Imaam an-Nawawee rahimahullaah says in his book ‘Riyaadus-Saalihen’
256 – Chapter: What is Permissible From [the types] of Backbiting
Know that backbiting is permissible if it is due to a valid reason approved by the Islamic legislation, and it is not able to be attained [i.e. the valid reason] except by way of backbiting.
[translators note: Meaning: That a person has no other choice but to backbite in each of the following cases].
And that is in six cases:
(1) Complaining about oppression.
So it is permissible for an oppressed person to complain to the ruler, and the judge, and other than them – from those that have authority, or ability -, to aid him against his oppressor. So he says: “So-and-so oppressed me with such and such.”
(2) Seeking somebody’s help in changing an evil, and correcting sinful affairs by changing them into that which is legislated and good.
So he says to a person who can help him in that: “So-and-so does such-and-such; so prevent him from that.” And the like of that. And one’s intent in this case should be to reach the goal of removing the evil – and if he intends other than that, then it is forbidden to do so.
(3) When seeking a verdict.
So a person says to the scholar: “My father, or my brother, or my partner, or so-and-so oppressed me; is that [oppression] permissible for him to do? And what can I do to end such, and regain my rights, and prevent any [further] oppression?” And the like of these questions. So this is permissible if there is a need – however that which is safer and better is that a person says: “What do you say regarding a man, or a person, or a partner, that does such-and-such?” Because that way the goal is attained without specifying who it is. Even still, it is permissible to specify; as we will make further mention of in the narration of Hind inshaaAllaah.
(4) Warning the Muslims from evil, and advising them.
And that is of various different types:
- From them: Criticizing those who have been criticized from the narrators (in the chains of narration) and witnesses (in a court of law). And that is permissible according to the consensus of the Muslims. Rather it is obligatory if there is a need to do so.

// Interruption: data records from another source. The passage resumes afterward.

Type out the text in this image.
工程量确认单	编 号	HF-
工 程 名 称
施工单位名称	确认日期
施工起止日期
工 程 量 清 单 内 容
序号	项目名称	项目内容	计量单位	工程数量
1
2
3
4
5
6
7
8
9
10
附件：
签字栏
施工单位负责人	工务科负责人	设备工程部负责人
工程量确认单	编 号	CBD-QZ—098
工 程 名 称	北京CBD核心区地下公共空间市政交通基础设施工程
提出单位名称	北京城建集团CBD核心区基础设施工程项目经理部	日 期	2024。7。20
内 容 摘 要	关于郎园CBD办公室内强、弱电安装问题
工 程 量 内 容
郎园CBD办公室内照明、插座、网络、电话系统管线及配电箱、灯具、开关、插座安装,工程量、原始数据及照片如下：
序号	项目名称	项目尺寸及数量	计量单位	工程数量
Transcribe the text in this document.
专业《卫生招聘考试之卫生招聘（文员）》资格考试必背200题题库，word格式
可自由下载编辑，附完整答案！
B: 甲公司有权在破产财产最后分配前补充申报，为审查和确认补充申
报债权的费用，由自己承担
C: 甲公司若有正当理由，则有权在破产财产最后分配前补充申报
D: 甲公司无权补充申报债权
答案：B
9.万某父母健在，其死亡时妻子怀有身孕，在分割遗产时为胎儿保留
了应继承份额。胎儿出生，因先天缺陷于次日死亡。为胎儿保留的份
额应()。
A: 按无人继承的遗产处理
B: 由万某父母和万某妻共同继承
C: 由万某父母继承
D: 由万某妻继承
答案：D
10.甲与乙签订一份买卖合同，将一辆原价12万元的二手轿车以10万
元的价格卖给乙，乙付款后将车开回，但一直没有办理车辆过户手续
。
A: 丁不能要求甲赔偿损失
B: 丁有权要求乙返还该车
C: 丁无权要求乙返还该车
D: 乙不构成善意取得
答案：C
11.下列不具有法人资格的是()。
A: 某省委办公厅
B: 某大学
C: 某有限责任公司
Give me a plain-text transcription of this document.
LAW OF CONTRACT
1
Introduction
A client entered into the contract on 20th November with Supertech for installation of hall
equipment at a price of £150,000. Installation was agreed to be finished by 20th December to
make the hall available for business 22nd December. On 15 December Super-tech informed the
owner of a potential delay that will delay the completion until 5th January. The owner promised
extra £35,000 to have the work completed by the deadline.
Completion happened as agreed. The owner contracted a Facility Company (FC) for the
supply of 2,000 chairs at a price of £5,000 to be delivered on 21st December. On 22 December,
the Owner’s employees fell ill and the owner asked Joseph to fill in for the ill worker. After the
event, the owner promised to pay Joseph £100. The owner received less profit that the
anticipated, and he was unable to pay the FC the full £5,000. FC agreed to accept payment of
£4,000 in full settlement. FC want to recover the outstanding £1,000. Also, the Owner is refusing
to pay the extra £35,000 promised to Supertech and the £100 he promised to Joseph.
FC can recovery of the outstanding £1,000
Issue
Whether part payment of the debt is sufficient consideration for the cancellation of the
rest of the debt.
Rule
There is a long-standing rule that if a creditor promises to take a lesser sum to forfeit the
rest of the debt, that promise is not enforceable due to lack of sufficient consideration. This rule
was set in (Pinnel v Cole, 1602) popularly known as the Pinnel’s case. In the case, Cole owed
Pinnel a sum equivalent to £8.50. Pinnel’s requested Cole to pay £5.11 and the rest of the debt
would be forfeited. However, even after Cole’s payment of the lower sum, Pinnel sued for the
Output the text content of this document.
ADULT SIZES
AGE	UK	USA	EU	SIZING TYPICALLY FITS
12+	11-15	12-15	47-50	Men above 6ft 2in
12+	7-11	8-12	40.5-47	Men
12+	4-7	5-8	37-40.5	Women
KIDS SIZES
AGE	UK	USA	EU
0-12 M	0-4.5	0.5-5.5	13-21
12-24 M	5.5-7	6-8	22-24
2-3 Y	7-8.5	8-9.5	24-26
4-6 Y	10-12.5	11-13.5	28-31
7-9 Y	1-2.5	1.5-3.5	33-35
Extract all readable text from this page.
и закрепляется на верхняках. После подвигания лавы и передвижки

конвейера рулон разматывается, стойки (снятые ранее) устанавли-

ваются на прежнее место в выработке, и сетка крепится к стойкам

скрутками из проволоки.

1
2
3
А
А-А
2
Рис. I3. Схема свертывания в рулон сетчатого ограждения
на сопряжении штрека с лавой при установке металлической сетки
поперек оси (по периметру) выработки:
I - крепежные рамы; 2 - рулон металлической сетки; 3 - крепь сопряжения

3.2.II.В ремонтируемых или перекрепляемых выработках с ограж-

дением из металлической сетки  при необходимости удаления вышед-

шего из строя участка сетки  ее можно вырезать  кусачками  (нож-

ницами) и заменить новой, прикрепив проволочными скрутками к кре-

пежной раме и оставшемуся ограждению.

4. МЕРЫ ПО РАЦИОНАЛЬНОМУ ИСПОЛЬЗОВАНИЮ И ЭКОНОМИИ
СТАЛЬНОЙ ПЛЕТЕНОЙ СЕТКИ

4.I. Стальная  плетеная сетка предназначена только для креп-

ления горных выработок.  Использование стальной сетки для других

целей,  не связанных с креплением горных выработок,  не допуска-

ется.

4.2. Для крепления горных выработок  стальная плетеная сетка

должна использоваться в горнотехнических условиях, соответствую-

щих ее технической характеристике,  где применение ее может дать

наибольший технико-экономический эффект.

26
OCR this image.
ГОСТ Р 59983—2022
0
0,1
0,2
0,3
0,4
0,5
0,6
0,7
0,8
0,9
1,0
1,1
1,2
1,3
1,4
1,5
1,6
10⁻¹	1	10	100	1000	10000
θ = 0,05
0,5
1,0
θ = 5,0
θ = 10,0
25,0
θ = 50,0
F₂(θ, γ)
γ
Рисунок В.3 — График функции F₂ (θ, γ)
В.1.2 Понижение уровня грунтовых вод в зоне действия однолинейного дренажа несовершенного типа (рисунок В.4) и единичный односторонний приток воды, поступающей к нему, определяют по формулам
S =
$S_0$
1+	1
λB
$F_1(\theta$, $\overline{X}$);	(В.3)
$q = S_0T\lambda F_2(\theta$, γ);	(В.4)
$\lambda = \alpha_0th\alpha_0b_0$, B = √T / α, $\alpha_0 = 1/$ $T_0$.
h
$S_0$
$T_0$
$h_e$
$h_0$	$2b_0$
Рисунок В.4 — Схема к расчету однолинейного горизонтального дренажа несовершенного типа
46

- And from them: Seeking advice when looking to get married to a person, or having shares with him (in a business etc), or when entrusting somebody with something (such as money, gold etc), or when dealing with someone, or other than that, or when looking to move in to a residence –a person asking regarding his prospective neighbors. And it is obligatory upon the one being asked that he does not hide anything regarding that person’s situation. Rather he mentions the negative points, with the intention of advising the questioner.
- And from them: If he sees a person of knowledge and understanding of the religion who frequents an innovator, or an open sinner – and takes knowledge from them – and it is feared that the person of knowledge & understanding will be negatively affected. [In such a case] it is upon him to advise him by making clear [that person’s] situation; with the condition that his intention is to advise. And this is from the things that people fall into error regarding, so it may be the case that that which leads a person to do such [backbiting] is envy and animosity, and the devil disguises that to him, and makes him think that it is advice. So [a person should] take note and be shrewd regarding this.
- And from them: That a person has a position of authority but he does not carry out that which is obligatory upon him; such as if he is inappropriate for that position (unqualified), or he transgresses the bounds of his authority (i.e. he takes advantage of his position of power), or he is negligent, and the like of that. In this case it is obligatory to inform the ruler so that he is removed from that position, and someone who is suitable is appointed in his place. Or he [the ruler] knows of his situation so that he can be dealt with accordingly, and so he [the ruler] is not deceived by him. Rather he [the ruler] strives to admonish him, and encourage him with being upright, or he changes him [for someone else that is suitable].
(5) That a person is open with regards to his sin, or his innovation.
Such as the one who openly drinks wine, or steals other people’s things, or takes taxes [from people’s wealth] oppressively, or he takes charge of affairs of falsehood (such as innovations etc) – in [the like] of these cases it is permissible to mention about him that which he does openly, and it is forbidden to mention other than that from [his] faults – except if there is another [valid] reason to mention them [from the other five points].
(6) For the sake of identification.
So if a person was well- known by a ‘nickname’ such as ‘al-A`mash’ (the one who has severely impaired vision), or by ‘al-A`raj’ (the one who walks with a limp), or by ‘al-Asamm’ (the one who is deaf), or by ‘al-A`maa’ (the one who is blind), or by ‘al-Ahwal’ (the one who is cross-eyed); and other than that [from the nicknames] then it is permissible to identify them with that. However it is forbidden to call a person with such nicknames if the intent is to lower them. And if it is possible to identify them with other than that, that is better and foremost.
So these aforementioned six reasons the scholars have mentioned; most of them are agreed upon [between the scholars]. And the proof for them are the famous narrations.